Ungkapan ini sudah tidak asing lagi dalam keseharian kita. Â Jangan lupa pulang artinya setinggi apa pun gelar dan status sosial kita, semua itu berawal dari kesederhanaan. Kita bisa saja pandai dalam berbahasa asing. Namun, kita merasa sulit untuk berbicara bahasa daerah kita sendiri di era digital.
 Apalagi perkembangan teknologi dewasa ini, seolah---olah memaksa kita untuk mengikuti dunia persuasif iklan. Asumsi bahasa persuasif iklan, perlaha-lahan mengasingkan diri kita dengan bahasa daerah kita.
Kampanye
Sadar cuy!Sebagai kampanye bahasa daerah, hal pertama yang saya lakukan adalah menulis artikel berbau bahasa daerah di blog saya tafenpah.com.
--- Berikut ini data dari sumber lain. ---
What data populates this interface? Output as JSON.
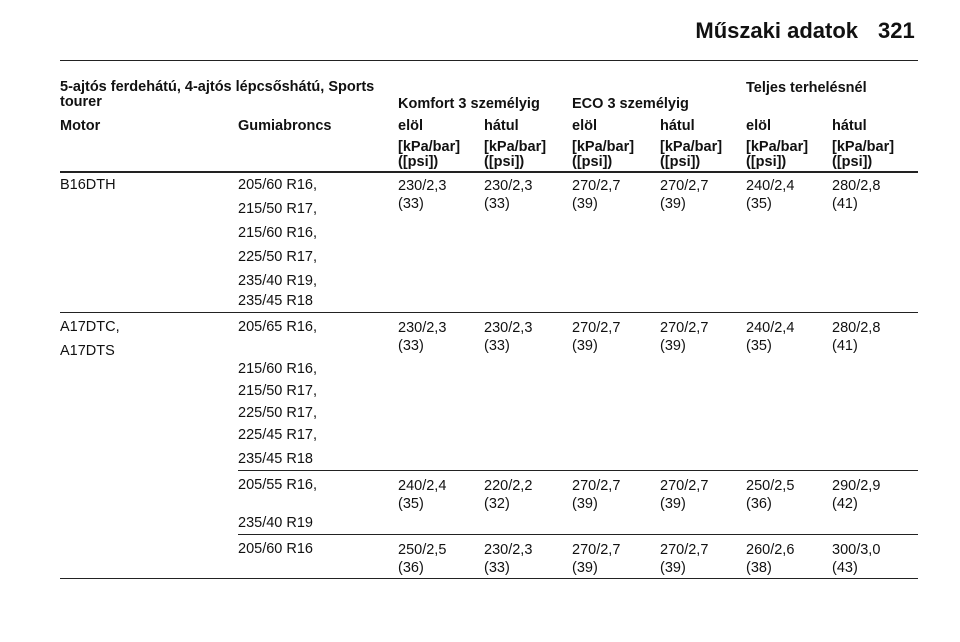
{
  "header": {
    "title": "Műszaki adatok",
    "page": "321"
  },
  "table": {
    "group_headers": {
      "vehicle": "5-ajtós ferdehátú, 4-ajtós lépcsőshátú, Sports tourer",
      "komfort": "Komfort 3 személyig",
      "eco": "ECO 3 személyig",
      "full": "Teljes terhelésnél"
    },
    "columns": [
      "Motor",
      "Gumiabroncs",
      "elöl",
      "hátul",
      "elöl",
      "hátul",
      "elöl",
      "hátul"
    ],
    "units": [
      "[kPa/bar]\n([psi])",
      "[kPa/bar]\n([psi])",
      "[kPa/bar]\n([psi])",
      "[kPa/bar]\n([psi])",
      "[kPa/bar]\n([psi])",
      "[kPa/bar]\n([psi])"
    ],
    "rows": [
      {
        "motor": [
          "B16DTH"
        ],
        "tires": [
          "205/60 R16,",
          "215/50 R17,",
          "215/60 R16,",
          "225/50 R17,",
          "235/40 R19,",
          "235/45 R18"
        ],
        "values": [
          "230/2,3\n(33)",
          "230/2,3\n(33)",
          "270/2,7\n(39)",
          "270/2,7\n(39)",
          "240/2,4\n(35)",
          "280/2,8\n(41)"
        ]
      },
      {
        "motor": [
          "A17DTC,",
          "A17DTS"
        ],
        "tires": [
          "205/65 R16,",
          "215/60 R16,",
          "215/50 R17,",
          "225/50 R17,",
          "225/45 R17,",
          "235/45 R18"
        ],
        "values": [
          "230/2,3\n(33)",
          "230/2,3\n(33)",
          "270/2,7\n(39)",
          "270/2,7\n(39)",
          "240/2,4\n(35)",
          "280/2,8\n(41)"
        ]
      },
      {
        "motor": [],
        "tires": [
          "205/55 R16,",
          "235/40 R19"
        ],
        "values": [
          "240/2,4\n(35)",
          "220/2,2\n(32)",
          "270/2,7\n(39)",
          "270/2,7\n(39)",
          "250/2,5\n(36)",
          "290/2,9\n(42)"
        ]
      },
      {
        "motor": [],
        "tires": [
          "205/60 R16"
        ],
        "values": [
          "250/2,5\n(36)",
          "230/2,3\n(33)",
          "270/2,7\n(39)",
          "270/2,7\n(39)",
          "260/2,6\n(38)",
          "300/3,0\n(43)"
        ]
      }
    ]
  }
}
Cara saya mengemas artikel berbahasa daerah adalah ikut merawat amanah dan pesan moral nenek moyang Nusa Tenggara Timur.
Di sini saya bukan anti bahasa asing. Melainkan antara bahasa asing dan daerah harus seimbang. Karena kita hidup selalu berdampingan dengan kebudayaan orang lain. Identitas diri kita kuat, relasi dengan budaya lain pun semakin berakar kuat dalam terang humanisme.
Kita sudah menangis karena kehilangan nenek moyang kita. Jangan sampai kita pun akan kehilangan bahasa daerah kita. Cukup tangisan duka saat kepergian mereka kala itu. Kini dan nanti kita harus membuat mereka tersenyum di alam baka dengan menguatkan bahasa daerah. Merawat bahasa daerah, merawat pariwisata NTT.